The properties of such alloys are strongly affected by their grain size. At relatively low temperatures, smaller grain sizes are acceptable. However, at higher temperatures (&gt;871.1.degree. C. or 1600.degree. F.) creep is usually observed to occur much more rapidly in fine grain materials than in coarse grain materials. Accordingly, coarse grained materials are usually preferred for stressed applications at elevated temperatures. It is believed that failure generally occurs at the grain boundaries oriented perpendicular to the direction of the applied stress.
One method used in improving the creep properties of an alloy is to attempt to elongate the grains. By elongating the grains, there are relatively fewer grain boundaries transverse to the stress axis. Moreover, longer elongated grain boundaries appear to improve the temperature characteristics of the alloy.
Oxide dispersion strengthened alloys made by mechanical alloying techniques exhibit superior high temperature rupture strength due to the presence of stable oxide particles in a coarse and highly elongated grain matrix.

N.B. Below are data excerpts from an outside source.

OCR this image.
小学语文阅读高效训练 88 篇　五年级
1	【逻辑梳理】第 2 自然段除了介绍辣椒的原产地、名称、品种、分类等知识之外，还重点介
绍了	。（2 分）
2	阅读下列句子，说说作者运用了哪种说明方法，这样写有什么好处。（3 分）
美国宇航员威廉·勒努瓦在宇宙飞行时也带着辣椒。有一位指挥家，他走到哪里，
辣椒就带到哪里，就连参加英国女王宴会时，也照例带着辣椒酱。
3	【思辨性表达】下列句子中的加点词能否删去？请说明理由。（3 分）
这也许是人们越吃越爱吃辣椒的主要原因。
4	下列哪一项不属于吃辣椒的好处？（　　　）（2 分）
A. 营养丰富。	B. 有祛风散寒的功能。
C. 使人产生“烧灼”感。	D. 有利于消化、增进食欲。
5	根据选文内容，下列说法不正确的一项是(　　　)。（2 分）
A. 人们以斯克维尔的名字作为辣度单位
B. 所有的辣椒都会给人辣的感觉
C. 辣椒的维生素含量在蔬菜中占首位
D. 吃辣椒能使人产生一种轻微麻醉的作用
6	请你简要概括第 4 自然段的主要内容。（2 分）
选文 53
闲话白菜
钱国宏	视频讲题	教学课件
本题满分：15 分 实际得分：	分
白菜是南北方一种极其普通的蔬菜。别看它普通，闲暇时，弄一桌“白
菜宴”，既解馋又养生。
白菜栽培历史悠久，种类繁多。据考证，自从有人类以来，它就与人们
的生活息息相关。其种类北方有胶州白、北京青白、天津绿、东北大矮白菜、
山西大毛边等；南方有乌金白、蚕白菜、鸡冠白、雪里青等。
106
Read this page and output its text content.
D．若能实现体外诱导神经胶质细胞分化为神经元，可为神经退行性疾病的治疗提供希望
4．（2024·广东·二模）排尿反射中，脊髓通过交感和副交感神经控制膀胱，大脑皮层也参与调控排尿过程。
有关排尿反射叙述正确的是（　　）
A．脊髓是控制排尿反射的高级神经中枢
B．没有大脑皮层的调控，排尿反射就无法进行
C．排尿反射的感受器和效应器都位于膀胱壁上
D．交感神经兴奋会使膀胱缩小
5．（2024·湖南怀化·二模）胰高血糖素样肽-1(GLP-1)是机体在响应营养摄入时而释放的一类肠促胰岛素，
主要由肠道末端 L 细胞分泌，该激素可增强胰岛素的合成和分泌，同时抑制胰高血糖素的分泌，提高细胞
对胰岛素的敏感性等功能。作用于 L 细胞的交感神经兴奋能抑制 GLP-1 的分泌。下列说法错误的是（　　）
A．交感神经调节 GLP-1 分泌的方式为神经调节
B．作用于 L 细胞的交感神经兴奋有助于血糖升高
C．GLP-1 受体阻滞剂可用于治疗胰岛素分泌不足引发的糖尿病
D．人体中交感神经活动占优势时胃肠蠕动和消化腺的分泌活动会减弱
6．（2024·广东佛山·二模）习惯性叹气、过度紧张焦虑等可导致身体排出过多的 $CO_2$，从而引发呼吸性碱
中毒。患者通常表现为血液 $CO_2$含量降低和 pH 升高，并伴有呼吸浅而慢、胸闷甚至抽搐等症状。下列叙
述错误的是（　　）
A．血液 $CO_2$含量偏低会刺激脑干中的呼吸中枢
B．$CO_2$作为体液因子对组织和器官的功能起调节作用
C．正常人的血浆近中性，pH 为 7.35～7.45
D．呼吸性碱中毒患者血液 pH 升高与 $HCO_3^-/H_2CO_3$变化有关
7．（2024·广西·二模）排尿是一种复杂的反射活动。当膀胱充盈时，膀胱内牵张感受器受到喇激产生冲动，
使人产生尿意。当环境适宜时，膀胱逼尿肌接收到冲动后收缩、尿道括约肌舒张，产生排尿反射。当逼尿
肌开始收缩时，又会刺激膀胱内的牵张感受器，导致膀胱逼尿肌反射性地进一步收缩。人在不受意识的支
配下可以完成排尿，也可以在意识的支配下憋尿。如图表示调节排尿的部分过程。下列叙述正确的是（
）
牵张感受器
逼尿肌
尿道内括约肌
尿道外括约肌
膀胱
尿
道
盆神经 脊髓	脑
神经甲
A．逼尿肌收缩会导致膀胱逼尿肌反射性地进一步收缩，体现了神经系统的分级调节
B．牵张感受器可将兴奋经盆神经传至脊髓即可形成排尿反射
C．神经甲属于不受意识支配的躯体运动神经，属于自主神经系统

However, depending on the circumstances, mechanically alloyed products may not always be required. Lower cost alloys, with intermediate properties (falling between wrought alloys and mechanical alloys) may be acceptable. Accordingly, it was believed that lower cost powder metallurgy alloys having intermediate properties could be produced by controlling the composition and oxide content (such as Al.sub.2 O.sub.3 and Y.sub.2 O.sub.3) of atomized powders and applying suitable thermomechanical processing (TMP) steps to generate an alloy having a coarse, elongated grain structure.